Monday, April 17, 2006

Brutality

Reality check: poker is a brutal game.

As players, we face countless donks in the form of suckouts and drawouts. The summation of good play and bad, good cards and bad, and good luck and bad is variance. Given that there is no team behind you in poker, you have to deal with your own variance. Sure you may gripe to friends about this bad beat or that, but at the end of the day the variance of your bankroll is yours and yours alone. Plain and simply, it is every player for himself.

Clearly, winning at poker is good but it isn't everything in the short run. What really matters is making good decisions and, if you can do that, ultimately everything will work out in your favor.

Each and every hand we play has decision points and the player who make the best decisions about folding, calling, raising, and/or checking is the one who will win in the long run.
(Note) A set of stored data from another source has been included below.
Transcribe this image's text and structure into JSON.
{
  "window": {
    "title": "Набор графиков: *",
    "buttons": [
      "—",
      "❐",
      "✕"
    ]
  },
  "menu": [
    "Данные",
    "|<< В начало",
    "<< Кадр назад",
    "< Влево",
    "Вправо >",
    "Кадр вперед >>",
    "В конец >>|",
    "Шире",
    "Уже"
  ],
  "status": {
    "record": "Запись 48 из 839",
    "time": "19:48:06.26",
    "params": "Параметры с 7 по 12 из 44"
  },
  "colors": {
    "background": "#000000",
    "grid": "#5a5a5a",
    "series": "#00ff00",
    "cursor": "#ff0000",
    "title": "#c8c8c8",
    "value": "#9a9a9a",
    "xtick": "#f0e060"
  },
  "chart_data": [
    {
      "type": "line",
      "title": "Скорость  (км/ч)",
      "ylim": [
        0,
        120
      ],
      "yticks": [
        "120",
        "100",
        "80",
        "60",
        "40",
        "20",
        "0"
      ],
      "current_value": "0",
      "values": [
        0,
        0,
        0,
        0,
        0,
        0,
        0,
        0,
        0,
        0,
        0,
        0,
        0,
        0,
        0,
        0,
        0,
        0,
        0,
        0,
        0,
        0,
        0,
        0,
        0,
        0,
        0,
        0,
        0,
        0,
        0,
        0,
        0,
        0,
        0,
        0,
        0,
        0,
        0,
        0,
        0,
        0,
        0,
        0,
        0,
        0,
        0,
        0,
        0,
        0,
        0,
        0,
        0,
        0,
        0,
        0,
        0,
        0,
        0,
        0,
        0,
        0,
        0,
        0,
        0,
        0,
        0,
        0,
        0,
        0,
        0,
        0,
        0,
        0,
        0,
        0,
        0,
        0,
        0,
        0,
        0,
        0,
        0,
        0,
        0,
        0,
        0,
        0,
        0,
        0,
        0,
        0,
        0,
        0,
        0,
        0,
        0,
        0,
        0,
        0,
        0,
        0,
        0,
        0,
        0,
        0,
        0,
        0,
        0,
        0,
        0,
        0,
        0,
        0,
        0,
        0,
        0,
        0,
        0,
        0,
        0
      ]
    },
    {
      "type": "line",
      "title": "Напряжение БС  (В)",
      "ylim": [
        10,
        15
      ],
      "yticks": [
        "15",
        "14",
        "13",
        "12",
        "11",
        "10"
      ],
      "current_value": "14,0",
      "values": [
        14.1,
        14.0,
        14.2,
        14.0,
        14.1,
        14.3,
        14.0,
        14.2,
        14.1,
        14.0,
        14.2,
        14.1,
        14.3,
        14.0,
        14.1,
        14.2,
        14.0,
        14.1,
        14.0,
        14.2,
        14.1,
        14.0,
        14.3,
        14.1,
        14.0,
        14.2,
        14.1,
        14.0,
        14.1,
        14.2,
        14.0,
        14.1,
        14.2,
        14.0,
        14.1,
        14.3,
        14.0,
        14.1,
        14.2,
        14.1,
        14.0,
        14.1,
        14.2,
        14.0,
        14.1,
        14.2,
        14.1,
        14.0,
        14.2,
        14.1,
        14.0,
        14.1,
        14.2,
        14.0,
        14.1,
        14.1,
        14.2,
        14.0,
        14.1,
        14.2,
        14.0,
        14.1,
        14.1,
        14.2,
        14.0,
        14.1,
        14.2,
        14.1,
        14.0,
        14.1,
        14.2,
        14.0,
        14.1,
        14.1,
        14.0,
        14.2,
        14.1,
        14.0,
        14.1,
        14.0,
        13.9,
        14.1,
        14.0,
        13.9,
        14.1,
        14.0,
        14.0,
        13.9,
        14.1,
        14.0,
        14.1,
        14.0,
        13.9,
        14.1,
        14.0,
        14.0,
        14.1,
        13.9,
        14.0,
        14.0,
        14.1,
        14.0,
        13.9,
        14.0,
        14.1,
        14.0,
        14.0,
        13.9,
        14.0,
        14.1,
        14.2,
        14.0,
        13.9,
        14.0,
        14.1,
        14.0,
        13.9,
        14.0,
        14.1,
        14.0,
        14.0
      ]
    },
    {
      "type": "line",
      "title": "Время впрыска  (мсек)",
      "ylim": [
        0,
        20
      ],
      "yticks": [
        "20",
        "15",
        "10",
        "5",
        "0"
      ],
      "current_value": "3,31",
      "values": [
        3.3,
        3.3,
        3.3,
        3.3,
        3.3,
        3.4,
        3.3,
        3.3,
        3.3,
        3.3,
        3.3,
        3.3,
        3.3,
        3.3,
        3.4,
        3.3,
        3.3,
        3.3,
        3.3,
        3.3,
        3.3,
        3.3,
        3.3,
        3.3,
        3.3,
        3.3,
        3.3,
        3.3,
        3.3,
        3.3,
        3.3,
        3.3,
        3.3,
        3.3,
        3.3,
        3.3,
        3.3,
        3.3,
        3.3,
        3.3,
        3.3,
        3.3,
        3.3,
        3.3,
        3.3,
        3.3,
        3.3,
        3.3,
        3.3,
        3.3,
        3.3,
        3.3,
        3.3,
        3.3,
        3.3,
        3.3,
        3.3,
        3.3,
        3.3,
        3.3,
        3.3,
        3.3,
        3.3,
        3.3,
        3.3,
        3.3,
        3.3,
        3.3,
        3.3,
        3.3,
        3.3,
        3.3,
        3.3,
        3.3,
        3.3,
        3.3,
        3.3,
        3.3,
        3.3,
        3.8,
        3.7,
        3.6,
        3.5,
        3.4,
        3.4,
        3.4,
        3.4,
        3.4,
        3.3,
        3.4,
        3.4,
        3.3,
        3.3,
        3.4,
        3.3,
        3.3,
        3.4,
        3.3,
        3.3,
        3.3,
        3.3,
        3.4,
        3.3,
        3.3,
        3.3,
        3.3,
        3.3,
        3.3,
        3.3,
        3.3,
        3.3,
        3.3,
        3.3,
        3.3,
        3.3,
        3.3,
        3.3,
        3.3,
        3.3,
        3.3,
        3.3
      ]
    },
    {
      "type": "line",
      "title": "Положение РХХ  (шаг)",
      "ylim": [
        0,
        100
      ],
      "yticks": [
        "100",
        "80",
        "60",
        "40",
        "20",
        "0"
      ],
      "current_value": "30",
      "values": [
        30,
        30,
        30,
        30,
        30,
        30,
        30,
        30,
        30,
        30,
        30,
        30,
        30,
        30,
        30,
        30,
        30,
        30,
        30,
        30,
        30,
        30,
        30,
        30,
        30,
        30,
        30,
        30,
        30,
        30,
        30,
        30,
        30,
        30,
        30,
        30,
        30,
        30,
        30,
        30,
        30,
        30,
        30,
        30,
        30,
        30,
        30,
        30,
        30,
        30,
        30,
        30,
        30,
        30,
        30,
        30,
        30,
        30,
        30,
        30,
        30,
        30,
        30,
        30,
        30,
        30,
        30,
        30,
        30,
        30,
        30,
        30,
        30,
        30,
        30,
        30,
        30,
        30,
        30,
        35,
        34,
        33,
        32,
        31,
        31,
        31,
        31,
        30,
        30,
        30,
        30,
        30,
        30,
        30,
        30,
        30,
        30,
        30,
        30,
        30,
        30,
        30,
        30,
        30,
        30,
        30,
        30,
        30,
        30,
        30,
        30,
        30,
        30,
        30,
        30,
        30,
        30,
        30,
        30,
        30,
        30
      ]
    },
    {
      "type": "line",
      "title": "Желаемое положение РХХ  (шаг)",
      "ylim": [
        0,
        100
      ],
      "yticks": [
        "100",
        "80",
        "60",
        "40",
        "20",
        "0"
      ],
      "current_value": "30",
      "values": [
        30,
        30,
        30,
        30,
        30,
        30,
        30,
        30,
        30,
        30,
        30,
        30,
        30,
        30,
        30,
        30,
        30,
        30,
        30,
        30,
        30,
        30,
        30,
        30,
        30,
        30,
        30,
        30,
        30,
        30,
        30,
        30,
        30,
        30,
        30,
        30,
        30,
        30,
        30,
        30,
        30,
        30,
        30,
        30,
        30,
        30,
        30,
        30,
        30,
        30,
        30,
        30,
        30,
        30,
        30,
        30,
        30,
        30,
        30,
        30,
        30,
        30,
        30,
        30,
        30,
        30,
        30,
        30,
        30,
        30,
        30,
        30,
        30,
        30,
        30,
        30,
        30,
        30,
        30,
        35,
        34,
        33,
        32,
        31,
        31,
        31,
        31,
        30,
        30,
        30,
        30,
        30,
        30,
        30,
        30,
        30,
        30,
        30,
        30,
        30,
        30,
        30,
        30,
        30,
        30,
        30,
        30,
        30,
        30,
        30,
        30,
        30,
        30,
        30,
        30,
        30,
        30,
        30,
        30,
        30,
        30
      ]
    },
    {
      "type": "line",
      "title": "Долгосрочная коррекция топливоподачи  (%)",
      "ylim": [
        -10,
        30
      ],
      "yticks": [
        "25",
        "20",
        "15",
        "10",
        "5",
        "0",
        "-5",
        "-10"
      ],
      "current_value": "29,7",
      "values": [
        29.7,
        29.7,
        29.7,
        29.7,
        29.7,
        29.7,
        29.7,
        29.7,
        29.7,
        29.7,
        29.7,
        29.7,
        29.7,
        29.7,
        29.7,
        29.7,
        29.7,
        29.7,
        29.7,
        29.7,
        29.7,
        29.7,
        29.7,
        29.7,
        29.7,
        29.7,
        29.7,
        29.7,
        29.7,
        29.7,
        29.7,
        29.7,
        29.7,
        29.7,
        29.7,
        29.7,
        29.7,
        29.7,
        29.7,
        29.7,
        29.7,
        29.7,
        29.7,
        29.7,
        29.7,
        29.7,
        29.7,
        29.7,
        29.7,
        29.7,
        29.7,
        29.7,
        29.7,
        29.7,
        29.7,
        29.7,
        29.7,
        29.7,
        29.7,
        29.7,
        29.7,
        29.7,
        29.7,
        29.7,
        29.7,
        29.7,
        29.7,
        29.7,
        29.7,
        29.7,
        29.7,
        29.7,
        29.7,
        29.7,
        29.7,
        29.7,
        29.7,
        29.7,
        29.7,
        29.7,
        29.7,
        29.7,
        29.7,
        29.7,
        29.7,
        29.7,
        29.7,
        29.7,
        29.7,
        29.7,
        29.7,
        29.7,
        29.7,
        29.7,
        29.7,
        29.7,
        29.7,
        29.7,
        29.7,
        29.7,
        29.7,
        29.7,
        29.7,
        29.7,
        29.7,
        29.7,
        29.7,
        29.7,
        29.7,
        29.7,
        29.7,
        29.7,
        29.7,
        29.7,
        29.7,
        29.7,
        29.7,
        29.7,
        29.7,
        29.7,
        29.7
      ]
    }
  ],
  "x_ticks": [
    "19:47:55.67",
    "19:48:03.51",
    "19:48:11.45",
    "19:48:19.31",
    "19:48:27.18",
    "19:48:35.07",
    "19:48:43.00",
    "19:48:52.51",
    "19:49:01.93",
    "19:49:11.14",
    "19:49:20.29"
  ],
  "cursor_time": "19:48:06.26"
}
As I said in my first post, I often believe that I am the unluckiest player alive. I have learned to make good decisions and by in large get my money into pots with the best hand. But given that few hands are really that much far ahead of others, getting donked will forever be part of my poker experience. I have learned to get over it in the short run and I have learned to be largely unemotional about it all.

I think this quote by Thomas Carlyle is fitting in many areas of life, poker included.

"Permanence, perseverance and persistence in spite of all obstacles, discouragements, and impossibilities: It is this, that in all things distinguishes the strong soul from the weak."